# 0 Minimizing using Gradient Descent

Simple minimization using Gradient Descent involves using knowledge of the instantaneous 1st derrivative only.


In [None]:
import numpy as np

# Define the function to be minimized
def f(x):
    return x**4 - 3*x**3 + 2  # Example function

# Numerical approximation of the gradient (first derivative) using finite differences
def numerical_gradient(f, x, h=1e-5):
    return (f(x + h) - f(x - h)) / (2 * h)

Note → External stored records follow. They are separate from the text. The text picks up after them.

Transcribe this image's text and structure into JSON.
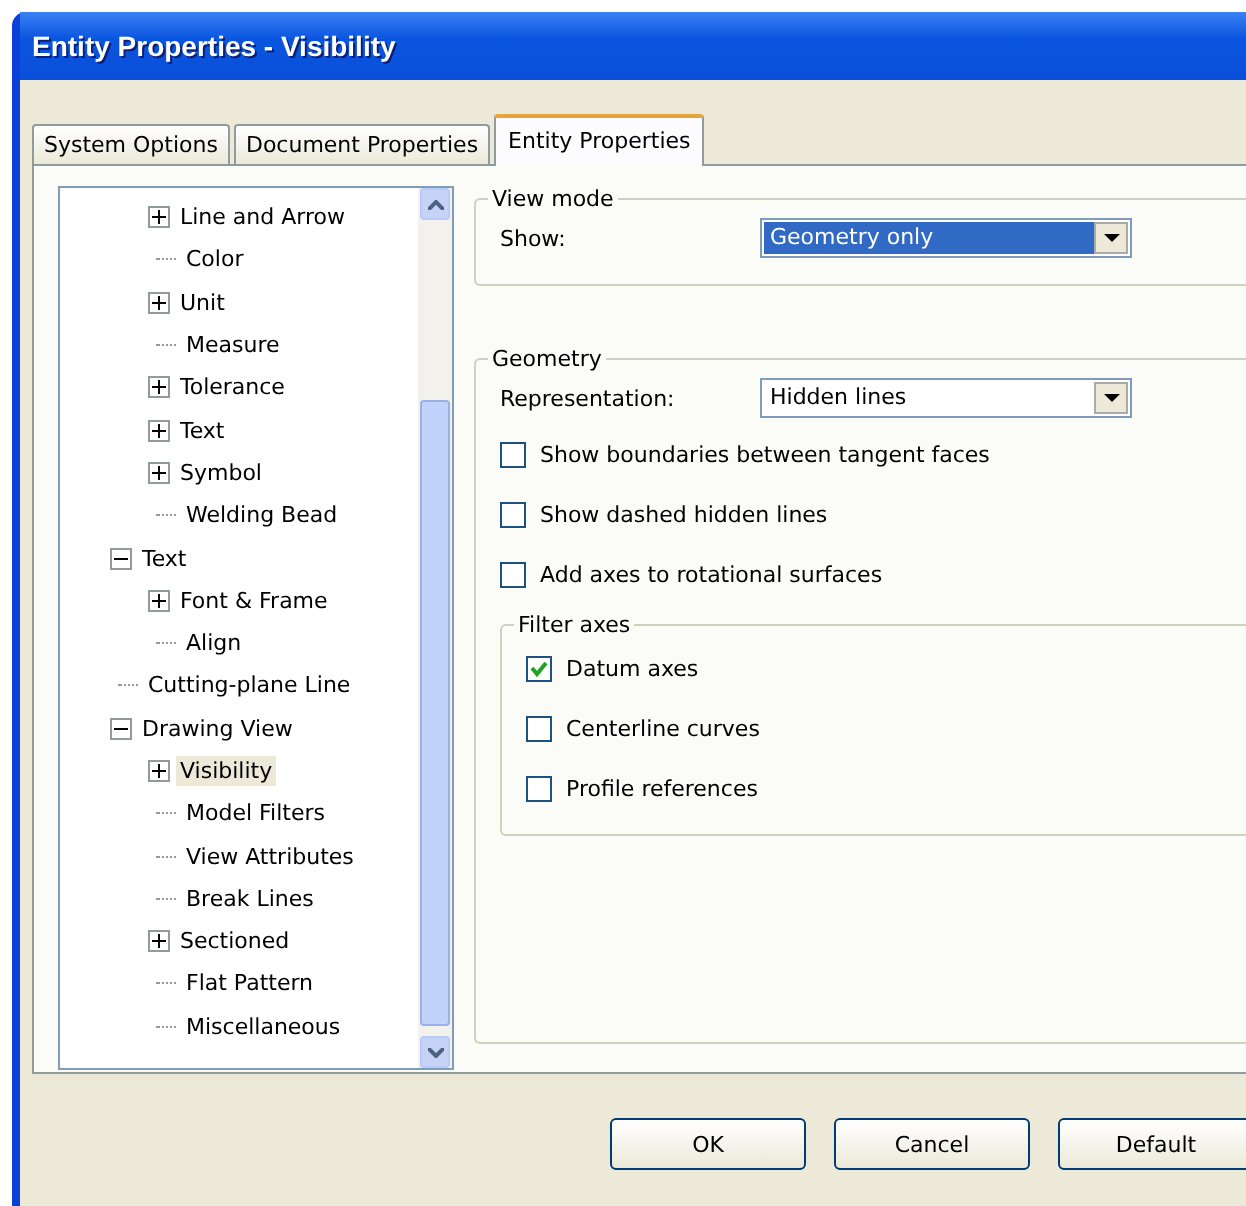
{
  "window": {
    "title": "Entity Properties - Visibility"
  },
  "tabs": [
    {
      "label": "System Options",
      "selected": false
    },
    {
      "label": "Document Properties",
      "selected": false
    },
    {
      "label": "Entity Properties",
      "selected": true
    }
  ],
  "tree": {
    "continued_children": [
      {
        "label": "Line and Arrow",
        "expanded": false,
        "selected": false
      },
      {
        "label": "Color",
        "selected": false
      },
      {
        "label": "Unit",
        "expanded": false,
        "selected": false
      },
      {
        "label": "Measure",
        "selected": false
      },
      {
        "label": "Tolerance",
        "expanded": false,
        "selected": false
      },
      {
        "label": "Text",
        "expanded": false,
        "selected": false
      },
      {
        "label": "Symbol",
        "expanded": false,
        "selected": false
      },
      {
        "label": "Welding Bead",
        "selected": false
      }
    ],
    "items": [
      {
        "label": "Text",
        "expanded": true,
        "selected": false,
        "children": [
          {
            "label": "Font & Frame",
            "expanded": false,
            "selected": false
          },
          {
            "label": "Align",
            "selected": false
          }
        ]
      },
      {
        "label": "Cutting-plane Line",
        "selected": false
      },
      {
        "label": "Drawing View",
        "expanded": true,
        "selected": false,
        "children": [
          {
            "label": "Visibility",
            "expanded": false,
            "selected": true
          },
          {
            "label": "Model Filters",
            "selected": false
          },
          {
            "label": "View Attributes",
            "selected": false
          },
          {
            "label": "Break Lines",
            "selected": false
          },
          {
            "label": "Sectioned",
            "expanded": false,
            "selected": false
          },
          {
            "label": "Flat Pattern",
            "selected": false
          },
          {
            "label": "Miscellaneous",
            "selected": false
          }
        ]
      }
    ]
  },
  "view_mode": {
    "title": "View mode",
    "show_label": "Show:",
    "show_value": "Geometry only"
  },
  "geometry": {
    "title": "Geometry",
    "representation_label": "Representation:",
    "representation_value": "Hidden lines",
    "options": [
      {
        "label": "Show boundaries between tangent faces",
        "checked": false
      },
      {
        "label": "Show dashed hidden lines",
        "checked": false
      },
      {
        "label": "Add axes to rotational surfaces",
        "checked": false
      }
    ],
    "filter_axes": {
      "title": "Filter axes",
      "options": [
        {
          "label": "Datum axes",
          "checked": true
        },
        {
          "label": "Centerline curves",
          "checked": false
        },
        {
          "label": "Profile references",
          "checked": false
        }
      ]
    }
  },
  "buttons": [
    "OK",
    "Cancel",
    "Default"
  ]
}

# Gradient descent approach (without Hessian)
def gradient_descent_minimization(x0, step_size=0.1, tol=1e-6, max_iter=100):
    x = x0  # Initial guess
    for i in range(max_iter):
        grad = numerical_gradient(f, x)

        # Gradient-based update step
        x_new = x - step_size * grad

        print(f"Iteration {i+1}: x = {x_new:.6f}, f(x) = {f(x_new):.6f}, grad = {grad:.6f}")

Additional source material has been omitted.